Neonatal development of the rat visual cortex: synaptic function of GABAA receptor alpha subunits.

作者信息

Bosman Laurens W J, Rosahl Thomas W, Brussaard Arjen B

机构信息

Department of Experimental Neurophysiology, Research Institute Neurosciences, Faculty of Earth and Life Sciences, Vrije Universiteit Amsterdam, De Boelelaan 1085, 1081 HV Amsterdam, The Netherlands.

出版信息

J Physiol. 2002 Nov 15;545(1):169-81. doi: 10.1113/jphysiol.2002.026534.

DOI:10.1113/jphysiol.2002.026534
PMID:12433958
原文链接:https://pmc.ncbi.nlm.nih.gov/articles/PMC2290648/
Abstract

Each GABA(A) receptor consists of two alpha and three other subunits. The spatial and temporal distribution of different alpha subunit isomeres expressed by the CNS is highly regulated. Here we study changes in functional contribution of different alpha subunits during neonatal development in rat visual cortex. First, we characterized postsynaptic alpha subunit expression in layer II-III neurons, using subunit-specific pharmacology combined with electrophysiological recordings in acutely prepared brain slices. This showed clear developmental downregulation of the effects of bretazenil (1 microm) and marked upregulation of the effect of 100 nM of zolpidem on the decay of spontaneous inhibitory postsynaptic currents (sIPSCs). Given the concentrations used we interpret this as downregulation of the synaptic alpha3 and upregulation of alpha1 subunit. Furthermore, the effect of furosemide, being indicative of the functional contribution of alpha4, was increased between postnatal days 6 and 21. Our second aim was to study the effects of plasticity in alpha subunit expression on decay properties of GABAergic IPSCs. We found that bretazenil-sensitive IPSCs have the longest decay time constant in juvenile neurons. In mature neurons, zolpidem- and furosemide-sensitive IPSCs have relatively fast decay kinetics, whereas bretazenil-sensitive IPSCs decay relatively slowly.

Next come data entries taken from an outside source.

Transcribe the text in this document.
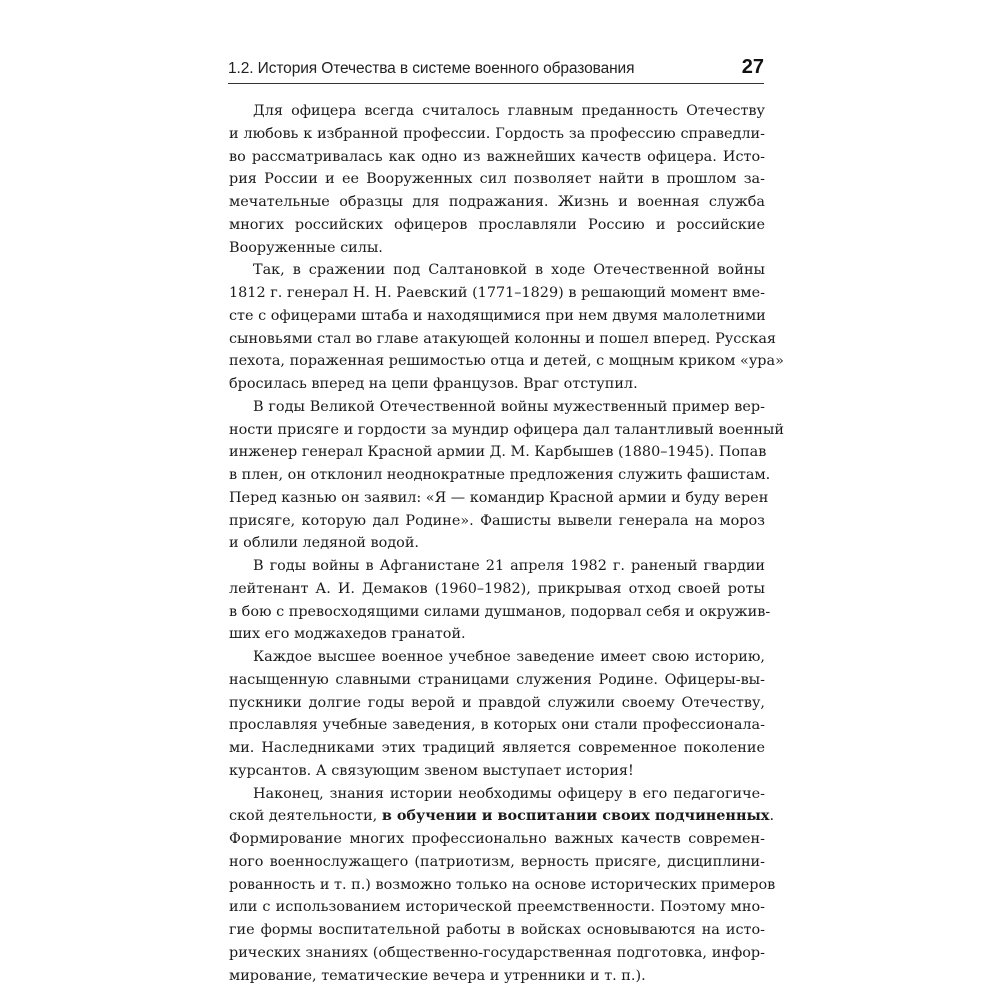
1.2. История Отечества в системе военного образования	27

Для офицера всегда считалось главным преданность Отечеству
и любовь к избранной профессии. Гордость за профессию справедли-
во рассматривалась как одно из важнейших качеств офицера. Исто-
рия России и ее Вооруженных сил позволяет найти в прошлом за-
мечательные образцы для подражания. Жизнь и военная служба
многих российских офицеров прославляли Россию и российские
Вооруженные силы.

Так, в сражении под Салтановкой в ходе Отечественной войны
1812 г. генерал Н. Н. Раевский (1771–1829) в решающий момент вме-
сте с офицерами штаба и находящимися при нем двумя малолетними
сыновьями стал во главе атакующей колонны и пошел вперед. Русская
пехота, пораженная решимостью отца и детей, с мощным криком «ура»
бросилась вперед на цепи французов. Враг отступил.

В годы Великой Отечественной войны мужественный пример вер-
ности присяге и гордости за мундир офицера дал талантливый военный
инженер генерал Красной армии Д. М. Карбышев (1880–1945). Попав
в плен, он отклонил неоднократные предложения служить фашистам.
Перед казнью он заявил: «Я — командир Красной армии и буду верен
присяге, которую дал Родине». Фашисты вывели генерала на мороз
и облили ледяной водой.

В годы войны в Афганистане 21 апреля 1982 г. раненый гвардии
лейтенант А. И. Демаков (1960–1982), прикрывая отход своей роты
в бою с превосходящими силами душманов, подорвал себя и окружив-
ших его моджахедов гранатой.

Каждое высшее военное учебное заведение имеет свою историю,
насыщенную славными страницами служения Родине. Офицеры-вы-
пускники долгие годы верой и правдой служили своему Отечеству,
прославляя учебные заведения, в которых они стали профессионала-
ми. Наследниками этих традиций является современное поколение
курсантов. А связующим звеном выступает история!

Наконец, знания истории необходимы офицеру в его педагогиче-
ской деятельности, в обучении и воспитании своих подчиненных.
Формирование многих профессионально важных качеств современ-
ного военнослужащего (патриотизм, верность присяге, дисциплини-
рованность и т. п.) возможно только на основе исторических примеров
или с использованием исторической преемственности. Поэтому мно-
гие формы воспитательной работы в войсках основываются на исто-
рических знаниях (общественно-государственная подготовка, инфор-
мирование, тематические вечера и утренники и т. п.).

Analysis of alpha1 deficient mice and alpha1 antisense oligonucleotide deletion in rat explants showed similar results to those obtained by zolpidem application. Thus, distinct alpha subunit contributions create heterogeneity in developmental acceleration of IPSC decay in neocortex.

摘要

每个GABA(A)受体由两个α亚基和另外三个亚基组成。中枢神经系统表达的不同α亚基异构体的空间和时间分布受到高度调控。在此,我们研究大鼠视觉皮层新生儿发育过程中不同α亚基功能贡献的变化。首先,我们利用亚基特异性药理学结合急性制备脑片中的电生理记录,对II-III层神经元中突触后α亚基的表达进行了表征。这显示了bretazenil(1微摩尔)作用的明显发育性下调以及100纳摩尔唑吡坦对自发性抑制性突触后电流(sIPSCs)衰减作用的显著上调。鉴于所使用的浓度,我们将此解释为突触α3的下调和α1亚基的上调。此外,速尿的作用(指示α4的功能贡献)在出生后第6天至21天之间增强。我们的第二个目标是研究α亚基表达可塑性对GABA能IPSCs衰减特性的影响。我们发现,bretazenil敏感的IPSCs在幼年神经元中具有最长的衰减时间常数。在成熟神经元中,唑吡坦和速尿敏感的IPSCs具有相对较快的衰减动力学,而bretazenil敏感的IPSCs衰减相对较慢。对α1缺陷小鼠和大鼠外植体中α1反义寡核苷酸缺失的分析显示,结果与应用唑吡坦获得的结果相似。因此,不同的α亚基贡献在新皮层IPSC衰减的发育加速中产生了异质性。